When the sinus rate slows or there is AV block, other cardiac structures can activate owing to their intrinsic automaticity. The AV nodal rate tends to be 40 to 60 bpm and the ventricular rate tends to be 20-40 bpm.

• Ectopic atrial rhythm: originates from atrial structures other than the sinus node during sinus bradycardia or sinus arrest.

• Junctional rhythm: escape rhythm when there is bradycardia or arrest of sinus node or atrial activation. Activation of the junction may occur with or without AV block.[17]Narula OS, Narula JT. Junctional pacemakers in man: response to overdrive suppression with and without parasympathetic blockade. Circulation. 1978 May;57(5):880-9. http://www.ncbi.nlm.nih.gov/pubmed/639210?tool=bestpractice.com

• Ventricular rhythm: an escape rhythm from the ventricles when there is AV block or sinus bradycardia.

Atrioventricular dissociation

• Atrial and ventricular activation occur from different pacemakers. Ventricular activation may be from junctional or infranodal automaticity. AV dissociation can occur in the presence of intact AV conduction, especially when rates of the pacemaker, either junctional or ventricular, exceed the atrial rate.

• The atria and ventricles do not activate in a synchronous fashion but beat independent of each other. Usually, the ventricular rate is the same as or faster than the atrial rate. When the atrial rate is faster and the atria and ventricles are beating independently, complete heart block is present.

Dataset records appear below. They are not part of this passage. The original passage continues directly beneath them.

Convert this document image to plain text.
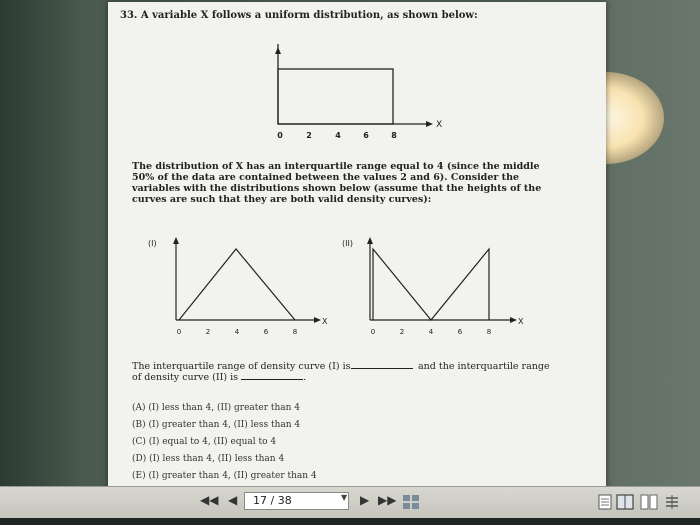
33. A variable X follows a uniform distribution, as shown below:
0	2	4	6	8
X
The distribution of X has an interquartile range equal to 4 (since the middle 50% of the data are contained between the values 2 and 6). Consider the variables with the distributions shown below (assume that the heights of the curves are such that they are both valid density curves):
(I)
0	2	4	6	8
X
(II)
0	2	4	6	8
X
The interquartile range of density curve (I) is	and the interquartile range
of density curve (II) is	.
(A) (I) less than 4, (II) greater than 4
(B) (I) greater than 4, (II) less than 4
(C) (I) equal to 4, (II) equal to 4
(D) (I) less than 4, (II) less than 4
(E) (I) greater than 4, (II) greater than 4
◀◀ ◀	17 / 38	▼ ▶ ▶▶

• AV dissociation can be complete or incomplete. When incomplete, some P-waves conduct and capture the ventricles but, if they do not, it is complete. Complete AV dissociation mimics AV block and has to do with P-wave timing in relation to independent ventricular activation.

• There are two types:

  • Isorhythmic: when the atrial rate is the same (or nearly the same) as the ventricular rate but the P-wave is not conducted

  • Interference: when P-waves and QRS rates are similar but, occasionally, the atria conduct to the ventricles.